During 2002, petitioner was an employee of TIAA-CREF and received wage income of $34,840.32. Petitioner resided in and worked in New York, New York, for the entire 2002 taxable year.
Petitioner failed to file a timely Federal income tax return for the taxable year 2002. In April 2004, respondent proposed adjustments to petitioner's 2002 taxes. A notice of deficiency was issued on May 28, 2004, wherein respondent determined that petitioner received taxable wage income.
On April 18, 2005, petitioner submitted to respondent a proposed Federal income tax return for 2002. The return reflects wages of $34,840.32. On line 21 of the Form 1040, U.S. Individual Income Tax Return 2002, the identical amount is listed as a credit or deduction and refers to "Form 2555-EZ". Attached to the return is Form 2555-EZ, Foreign Earned Income Exclusion, wherein petitioner lists his "foreign address" and his employer's "foreign address" as street addresses in New York, New York.

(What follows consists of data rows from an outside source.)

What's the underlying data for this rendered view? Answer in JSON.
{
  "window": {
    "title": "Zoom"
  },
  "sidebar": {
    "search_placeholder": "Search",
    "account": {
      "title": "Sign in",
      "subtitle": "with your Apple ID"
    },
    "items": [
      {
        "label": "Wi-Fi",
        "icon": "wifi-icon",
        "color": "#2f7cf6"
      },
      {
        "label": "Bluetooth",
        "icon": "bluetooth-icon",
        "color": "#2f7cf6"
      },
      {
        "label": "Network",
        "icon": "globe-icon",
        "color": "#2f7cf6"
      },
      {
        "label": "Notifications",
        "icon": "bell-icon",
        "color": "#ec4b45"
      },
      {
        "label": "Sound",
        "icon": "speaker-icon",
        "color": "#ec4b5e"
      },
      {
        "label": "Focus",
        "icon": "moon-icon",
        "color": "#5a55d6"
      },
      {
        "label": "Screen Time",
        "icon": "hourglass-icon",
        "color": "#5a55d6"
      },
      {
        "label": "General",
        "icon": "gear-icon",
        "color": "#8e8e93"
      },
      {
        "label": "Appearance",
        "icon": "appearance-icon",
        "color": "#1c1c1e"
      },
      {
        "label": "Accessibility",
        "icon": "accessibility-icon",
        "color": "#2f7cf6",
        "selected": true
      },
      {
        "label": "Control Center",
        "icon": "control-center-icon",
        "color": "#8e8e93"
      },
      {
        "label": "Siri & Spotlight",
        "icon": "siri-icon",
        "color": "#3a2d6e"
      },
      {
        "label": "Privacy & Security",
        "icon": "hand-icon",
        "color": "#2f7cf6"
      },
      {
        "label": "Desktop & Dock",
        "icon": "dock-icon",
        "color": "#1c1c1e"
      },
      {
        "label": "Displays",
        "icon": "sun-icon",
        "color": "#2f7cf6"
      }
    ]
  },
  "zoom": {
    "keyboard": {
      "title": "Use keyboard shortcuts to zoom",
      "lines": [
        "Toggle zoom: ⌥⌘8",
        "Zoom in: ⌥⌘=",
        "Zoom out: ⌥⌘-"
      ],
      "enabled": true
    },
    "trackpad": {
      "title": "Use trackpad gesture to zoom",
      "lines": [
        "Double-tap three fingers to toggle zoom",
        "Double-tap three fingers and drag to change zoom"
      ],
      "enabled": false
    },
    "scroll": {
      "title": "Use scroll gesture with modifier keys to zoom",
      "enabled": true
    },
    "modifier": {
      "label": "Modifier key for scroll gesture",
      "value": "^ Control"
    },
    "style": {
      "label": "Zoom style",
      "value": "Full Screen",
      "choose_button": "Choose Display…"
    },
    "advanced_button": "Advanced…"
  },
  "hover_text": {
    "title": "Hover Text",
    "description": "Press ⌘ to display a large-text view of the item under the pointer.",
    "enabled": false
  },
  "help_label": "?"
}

Petitioner asserts that the wage income he received from TIAA-CREF for the taxable year 2002 is not subject to Federal income tax. In his petition, he states: "I have been blatantly denied due process of law and the IRS has absolutely no factual or legal basis for issuing a deficiency in this matter."
This case was called for trial at New York, New York. The parties submitted a stipulation of facts and, as indicated, they agreed that there was no need for submission of additional evidence. Respondent also filed a Motion for Sanctions pursuant to section 6673. Petitioner asked for an opportunity to respond to respondent's motion for sanctions. The Court noted on the record that petitioner's allegations appeared frivolous, and the Court discouraged petitioner from making additional arguments similar to those arguments previously made. With that admonishment, the Court gave petitioner an opportunity to respond to respondent's motion for sanctions. On June 13, 2005, petitioner filed a brief wherein he repeats and expands prior frivolous arguments.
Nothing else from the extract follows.